The lack of relationship between the GCES and the variables of age and years of experience (in the institutions and units) is similar to that ones reported by Boltz et al. (2008) [18]. These results indicate that the geriatric care environment can positively influence the delivery of nursing geriatric care with diverse demographic and professional characteristics in a variety of hospitals.

This study has some limitations. Self-completed surveys can lead to bias in the responses of nurses; for example, nurses who are more dissatisfied may be more likely to respond negatively to the GCES. The convenience sample and the hospitals’ locations (northern and central regions) may make the generalization of these results difficult, because the size and number of hospitals, their geographic scope, and the number of inpatients are higher in the southern region compared with those for the hospital locations in this study. Additionally, this study has not included nurses from hospitals with fewer than 300 beds, which limits the generalizability of the findings. Our results suggest that although the GCES offers a sound approach to evaluating the care environment for older adults, there is a need to examine the scale structures within diverse geographic and cultural populations. Consequently, rather than comparing the GCES subscale findings between countries, the responses are better viewed within the context of the professional and healthcare priorities environments of each country. Future studies should analyze the geriatric care environment in other country regions and types of hospital. It would also be relevant to understand the relationship of the Portuguese geriatric care environment and geriatric specific patient outcomes (e.g., length of stay, adverse events, and mortality). The association between nurses’ perceptions of the geriatric care environment and their experience of the difficulty, burden, and rewarding aspects of caring for older adults should be further investigated. A confirmatory factor analysis to test the invariance of the 4-factor model presented is ongoing.

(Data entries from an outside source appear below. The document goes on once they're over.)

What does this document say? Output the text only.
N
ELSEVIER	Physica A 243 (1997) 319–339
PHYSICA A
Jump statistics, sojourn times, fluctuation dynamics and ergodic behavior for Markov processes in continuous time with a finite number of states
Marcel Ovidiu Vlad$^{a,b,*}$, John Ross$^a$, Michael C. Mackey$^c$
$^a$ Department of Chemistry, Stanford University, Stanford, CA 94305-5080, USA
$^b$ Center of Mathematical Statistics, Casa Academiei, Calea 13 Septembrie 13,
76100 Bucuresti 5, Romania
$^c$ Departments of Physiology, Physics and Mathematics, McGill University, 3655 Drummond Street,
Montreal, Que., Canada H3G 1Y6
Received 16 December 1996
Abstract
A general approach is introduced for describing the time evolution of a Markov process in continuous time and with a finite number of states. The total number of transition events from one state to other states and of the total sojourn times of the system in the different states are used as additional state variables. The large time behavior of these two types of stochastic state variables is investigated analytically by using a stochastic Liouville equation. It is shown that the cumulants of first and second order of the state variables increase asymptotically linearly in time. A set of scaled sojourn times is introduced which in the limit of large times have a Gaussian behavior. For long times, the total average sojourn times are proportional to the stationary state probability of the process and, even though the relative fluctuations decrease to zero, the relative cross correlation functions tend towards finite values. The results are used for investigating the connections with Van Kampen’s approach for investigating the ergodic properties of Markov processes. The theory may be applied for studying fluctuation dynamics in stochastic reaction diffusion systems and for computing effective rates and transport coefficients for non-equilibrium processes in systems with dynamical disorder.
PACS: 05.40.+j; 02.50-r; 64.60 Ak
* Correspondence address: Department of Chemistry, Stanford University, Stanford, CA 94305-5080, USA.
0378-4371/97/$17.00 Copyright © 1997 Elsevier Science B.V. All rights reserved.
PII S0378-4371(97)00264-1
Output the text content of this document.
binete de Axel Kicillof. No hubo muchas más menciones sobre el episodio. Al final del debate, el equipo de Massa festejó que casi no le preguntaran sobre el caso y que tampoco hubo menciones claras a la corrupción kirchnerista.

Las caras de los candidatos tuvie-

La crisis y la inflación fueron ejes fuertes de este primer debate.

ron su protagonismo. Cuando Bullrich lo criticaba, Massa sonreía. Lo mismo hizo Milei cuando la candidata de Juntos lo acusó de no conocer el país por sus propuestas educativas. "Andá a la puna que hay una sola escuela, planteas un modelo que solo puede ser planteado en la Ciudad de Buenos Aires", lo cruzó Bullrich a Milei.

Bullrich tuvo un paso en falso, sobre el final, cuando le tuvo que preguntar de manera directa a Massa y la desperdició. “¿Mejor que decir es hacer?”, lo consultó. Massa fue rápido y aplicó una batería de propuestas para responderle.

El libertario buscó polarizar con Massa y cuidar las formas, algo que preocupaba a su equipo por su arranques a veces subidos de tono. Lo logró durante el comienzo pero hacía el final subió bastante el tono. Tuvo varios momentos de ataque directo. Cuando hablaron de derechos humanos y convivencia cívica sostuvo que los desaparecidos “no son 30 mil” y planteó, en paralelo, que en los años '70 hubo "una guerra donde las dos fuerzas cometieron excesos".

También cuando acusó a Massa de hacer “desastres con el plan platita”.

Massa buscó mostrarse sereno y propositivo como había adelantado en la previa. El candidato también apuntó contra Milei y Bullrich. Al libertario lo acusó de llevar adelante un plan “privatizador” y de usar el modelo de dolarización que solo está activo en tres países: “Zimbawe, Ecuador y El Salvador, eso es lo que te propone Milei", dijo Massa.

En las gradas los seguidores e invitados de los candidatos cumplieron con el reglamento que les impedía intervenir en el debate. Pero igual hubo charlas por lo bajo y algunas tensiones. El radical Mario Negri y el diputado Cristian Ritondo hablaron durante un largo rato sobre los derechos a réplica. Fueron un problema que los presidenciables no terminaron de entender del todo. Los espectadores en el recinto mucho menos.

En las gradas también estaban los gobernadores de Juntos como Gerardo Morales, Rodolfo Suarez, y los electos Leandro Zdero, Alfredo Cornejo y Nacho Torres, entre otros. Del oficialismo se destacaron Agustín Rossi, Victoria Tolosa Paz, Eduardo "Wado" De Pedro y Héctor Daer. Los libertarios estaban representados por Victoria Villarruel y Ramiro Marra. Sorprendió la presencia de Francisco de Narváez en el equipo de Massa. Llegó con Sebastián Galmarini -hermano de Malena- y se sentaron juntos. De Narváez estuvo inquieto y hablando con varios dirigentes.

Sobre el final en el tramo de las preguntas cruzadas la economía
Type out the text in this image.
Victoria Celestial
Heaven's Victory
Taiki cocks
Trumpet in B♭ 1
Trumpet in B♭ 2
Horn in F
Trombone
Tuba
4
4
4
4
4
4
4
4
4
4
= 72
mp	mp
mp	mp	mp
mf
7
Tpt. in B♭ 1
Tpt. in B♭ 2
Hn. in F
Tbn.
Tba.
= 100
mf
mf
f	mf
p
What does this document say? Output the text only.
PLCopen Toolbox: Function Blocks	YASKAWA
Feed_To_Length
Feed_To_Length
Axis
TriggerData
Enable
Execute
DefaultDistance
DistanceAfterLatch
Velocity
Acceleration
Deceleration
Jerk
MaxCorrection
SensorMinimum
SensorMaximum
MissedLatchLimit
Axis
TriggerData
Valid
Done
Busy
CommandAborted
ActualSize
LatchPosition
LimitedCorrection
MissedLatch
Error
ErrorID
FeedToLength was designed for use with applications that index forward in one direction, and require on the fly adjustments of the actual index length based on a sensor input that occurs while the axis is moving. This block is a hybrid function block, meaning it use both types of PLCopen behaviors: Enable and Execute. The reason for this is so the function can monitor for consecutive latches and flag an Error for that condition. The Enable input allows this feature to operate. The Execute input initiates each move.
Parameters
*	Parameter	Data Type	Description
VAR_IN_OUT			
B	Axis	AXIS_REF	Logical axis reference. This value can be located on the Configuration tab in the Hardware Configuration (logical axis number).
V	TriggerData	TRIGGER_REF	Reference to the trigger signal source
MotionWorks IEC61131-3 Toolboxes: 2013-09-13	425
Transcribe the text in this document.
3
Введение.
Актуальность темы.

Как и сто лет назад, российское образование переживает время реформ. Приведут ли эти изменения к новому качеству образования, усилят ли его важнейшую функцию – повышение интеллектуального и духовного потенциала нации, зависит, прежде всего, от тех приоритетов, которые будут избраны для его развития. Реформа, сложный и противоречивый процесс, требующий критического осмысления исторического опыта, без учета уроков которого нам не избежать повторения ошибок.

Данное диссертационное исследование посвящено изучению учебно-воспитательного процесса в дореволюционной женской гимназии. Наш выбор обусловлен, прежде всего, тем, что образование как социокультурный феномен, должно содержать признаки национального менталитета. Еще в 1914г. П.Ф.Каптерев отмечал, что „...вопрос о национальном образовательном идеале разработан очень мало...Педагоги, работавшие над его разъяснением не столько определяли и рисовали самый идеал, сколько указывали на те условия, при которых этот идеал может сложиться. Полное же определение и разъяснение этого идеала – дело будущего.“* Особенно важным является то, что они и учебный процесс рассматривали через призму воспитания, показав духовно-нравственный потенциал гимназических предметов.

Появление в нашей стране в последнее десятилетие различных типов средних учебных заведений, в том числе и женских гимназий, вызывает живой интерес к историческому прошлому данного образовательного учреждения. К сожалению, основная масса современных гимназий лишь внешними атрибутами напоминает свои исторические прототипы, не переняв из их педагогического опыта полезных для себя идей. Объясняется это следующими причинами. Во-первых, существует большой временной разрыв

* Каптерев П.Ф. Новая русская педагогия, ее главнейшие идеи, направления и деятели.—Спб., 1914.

In conclusion, the translation and cultural adaptations of the GCES confirmed the adequacy of its adaptation for use with Portuguese RNs. We have demonstrated that its psychometric qualities are a reliable measurement of the geriatric care environment, showing good to very good reliability for all the subscales. The validity of the GCES for the Portuguese population allows hospital managers and researchers to have an instrument to evaluate organizational support for geriatric nursing practice. The results of this study can help hospital leadership to target specific areas that support or hinder care delivery. Finally, the findings have revealed the need for undertaking systematic changes in the geriatric care environment in Portugal. This will improve nursing practice and address the complex and specialized needs of the hospitalized older adults.

Conflict of Interests

The authors have no financial, intellectual passion, political, religious, or institutional affiliations that might lead to a conflict of interests in making this paper.

Acknowledgment

Dr. Boltz was supported in part by Grant UL1 TR000038 from the National Center for the Advancement of Translational Science (NCATS), National Institutes of Health.